Beautiful parkland on the way up to the ridge.
On the ridge itself, Cathedral is on the left, Amphitheater is the long ridge on the right. We camped at Cathedral Lake which is hiding behind the ridge just in front of Amphitheater.
It had rained that morning, but cleared up by the afternoon so we had a pleasant crossing. Still took several hours, so combined with the several it took to get to the first camp I'm not sure if it's any faster than hiking up the trail from the states side if all you wanted to do was Cathedral. The Southeast ridge of Cathedral, grade III 5.9 is the classic of the area, up next on our ticklist.
The Southeast ridge of goes up the middle past the obvious chimney then left. The Monk on the right.
Looking down from the second belay at the top of the chimney.
So good, you'd swear it was the Sierra.
Here I am leading off into a 5.10 variation just for the hell of it. I always look for the most interesting line, not necessarily the easiest, something that gets me into trouble sometimes.
Summit shot with Grimface poking out over my left shoulder and the ridge we crossed over my right.

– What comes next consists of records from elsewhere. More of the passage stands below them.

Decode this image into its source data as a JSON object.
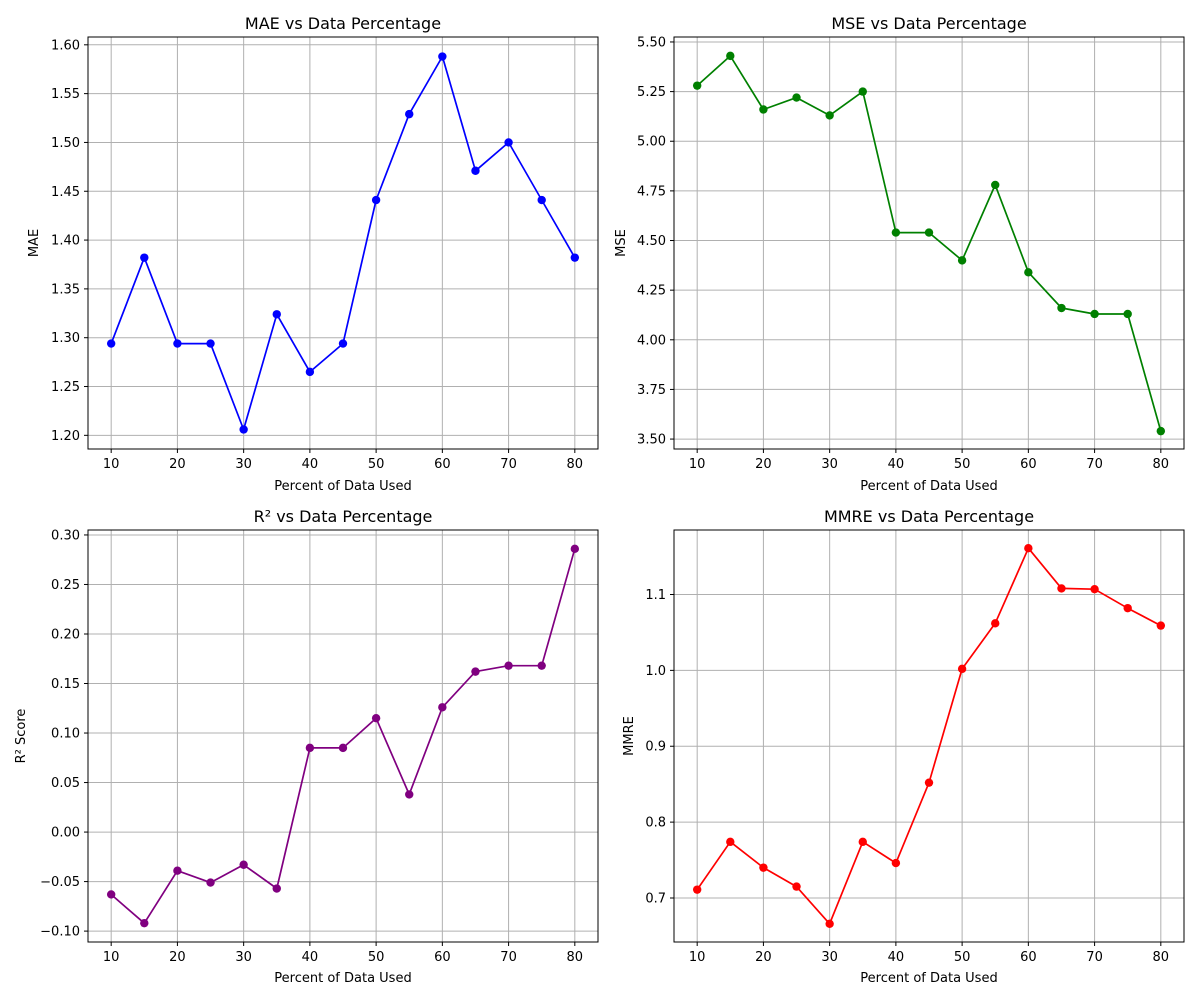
{
  "chart_data": [
    {
      "type": "line",
      "title": "MAE vs Data Percentage",
      "xlabel": "Percent of Data Used",
      "ylabel": "MAE",
      "color": "#0000ff",
      "xlim": [
        6.5,
        83.5
      ],
      "ylim": [
        1.186,
        1.608
      ],
      "grid": true,
      "xticks": [
        10,
        20,
        30,
        40,
        50,
        60,
        70,
        80
      ],
      "yticks": [
        1.2,
        1.25,
        1.3,
        1.35,
        1.4,
        1.45,
        1.5,
        1.55,
        1.6
      ],
      "ytick_labels": [
        "1.20",
        "1.25",
        "1.30",
        "1.35",
        "1.40",
        "1.45",
        "1.50",
        "1.55",
        "1.60"
      ],
      "x": [
        10,
        15,
        20,
        25,
        30,
        35,
        40,
        45,
        50,
        55,
        60,
        65,
        70,
        75,
        80
      ],
      "values": [
        1.294,
        1.382,
        1.294,
        1.294,
        1.206,
        1.324,
        1.265,
        1.294,
        1.441,
        1.529,
        1.588,
        1.471,
        1.5,
        1.441,
        1.382
      ]
    },
    {
      "type": "line",
      "title": "MSE vs Data Percentage",
      "xlabel": "Percent of Data Used",
      "ylabel": "MSE",
      "color": "#008000",
      "xlim": [
        6.5,
        83.5
      ],
      "ylim": [
        3.45,
        5.525
      ],
      "grid": true,
      "xticks": [
        10,
        20,
        30,
        40,
        50,
        60,
        70,
        80
      ],
      "yticks": [
        3.5,
        3.75,
        4.0,
        4.25,
        4.5,
        4.75,
        5.0,
        5.25,
        5.5
      ],
      "ytick_labels": [
        "3.50",
        "3.75",
        "4.00",
        "4.25",
        "4.50",
        "4.75",
        "5.00",
        "5.25",
        "5.50"
      ],
      "x": [
        10,
        15,
        20,
        25,
        30,
        35,
        40,
        45,
        50,
        55,
        60,
        65,
        70,
        75,
        80
      ],
      "values": [
        5.28,
        5.43,
        5.16,
        5.22,
        5.13,
        5.25,
        4.54,
        4.54,
        4.4,
        4.78,
        4.34,
        4.16,
        4.13,
        4.13,
        3.54
      ]
    },
    {
      "type": "line",
      "title": "R² vs Data Percentage",
      "xlabel": "Percent of Data Used",
      "ylabel": "R² Score",
      "color": "#800080",
      "xlim": [
        6.5,
        83.5
      ],
      "ylim": [
        -0.111,
        0.305
      ],
      "grid": true,
      "xticks": [
        10,
        20,
        30,
        40,
        50,
        60,
        70,
        80
      ],
      "yticks": [
        -0.1,
        -0.05,
        0.0,
        0.05,
        0.1,
        0.15,
        0.2,
        0.25,
        0.3
      ],
      "ytick_labels": [
        "−0.10",
        "−0.05",
        "0.00",
        "0.05",
        "0.10",
        "0.15",
        "0.20",
        "0.25",
        "0.30"
      ],
      "x": [
        10,
        15,
        20,
        25,
        30,
        35,
        40,
        45,
        50,
        55,
        60,
        65,
        70,
        75,
        80
      ],
      "values": [
        -0.063,
        -0.092,
        -0.039,
        -0.051,
        -0.033,
        -0.057,
        0.085,
        0.085,
        0.115,
        0.038,
        0.126,
        0.162,
        0.168,
        0.168,
        0.286
      ]
    },
    {
      "type": "line",
      "title": "MMRE vs Data Percentage",
      "xlabel": "Percent of Data Used",
      "ylabel": "MMRE",
      "color": "#ff0000",
      "xlim": [
        6.5,
        83.5
      ],
      "ylim": [
        0.642,
        1.185
      ],
      "grid": true,
      "xticks": [
        10,
        20,
        30,
        40,
        50,
        60,
        70,
        80
      ],
      "yticks": [
        0.7,
        0.8,
        0.9,
        1.0,
        1.1
      ],
      "ytick_labels": [
        "0.7",
        "0.8",
        "0.9",
        "1.0",
        "1.1"
      ],
      "x": [
        10,
        15,
        20,
        25,
        30,
        35,
        40,
        45,
        50,
        55,
        60,
        65,
        70,
        75,
        80
      ],
      "values": [
        0.711,
        0.774,
        0.74,
        0.715,
        0.666,
        0.774,
        0.746,
        0.852,
        1.002,
        1.062,
        1.161,
        1.108,
        1.107,
        1.082,
        1.059
      ]
    }
  ]
}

Leap of faith on the downclimb.
The next day was two-fer. First the Monk, a short sub-peak just to the right of Cathedral, then something on Amphitheater right above camp. Pete Doorish apparently went on a rampage out here, putting up most of the first ascents out here and turned the Monk into a virtual alpine crag with over a dozen climbs all 3-5 pitches. We aimed for one called Ondine somewhere in the middle but with that many routes all over the place, it's hard to say if we stayed on it the whole way. The route we did on Amphitheater was one of my favorites, kind of like SW arete of SEWS, easy but not too easy with fantastic rock and just great climbing the whole way.
Heading into the belly of the beast. I had to leave my pack at the bottom of the chimney. My partner was not amused.
This was our campsite with Amphitheater literally right out the tent flap. Coming back from the Monk, we're headed for Pilgrimage to Mecca which follows the sun/shade line on the left.
Super clean rock on PtM with our tent just barely visible in the trees below.
Since this was our last climb of this trip, we decided to take some time to wander around on the summit ridge and enjoy the views.
Gratuitous summit sunset porn.
Crossing back across the international border. Yes they cut a twenty foot wide swath all the way along the border for hundreds of miles, kind of odd to come across when you're bushwhacking through the middle of nowhere, but I suppose it will come in handy the next time we go to war with Canada.
Stopping for lunch on the beautiful open ridge.
Relaxing back at the car, already planning the next trip. Hint: that ain't water in Dave's cup.
Where would the adventure lead next? To find out, continue to Part III
EDIT: New Pictures from Luke for Washington Pass.
Luke on the summit of SEWS looking east. Plenty more climbing to be done back there.
Looking north at NEWS from SEWS again with plenty of other peaks behind.
Taking off for the East Buttress of SEWS in the cold, cold morning.
And yes, finally, the promised au cheval picture. Luke showing how it's done on the descent.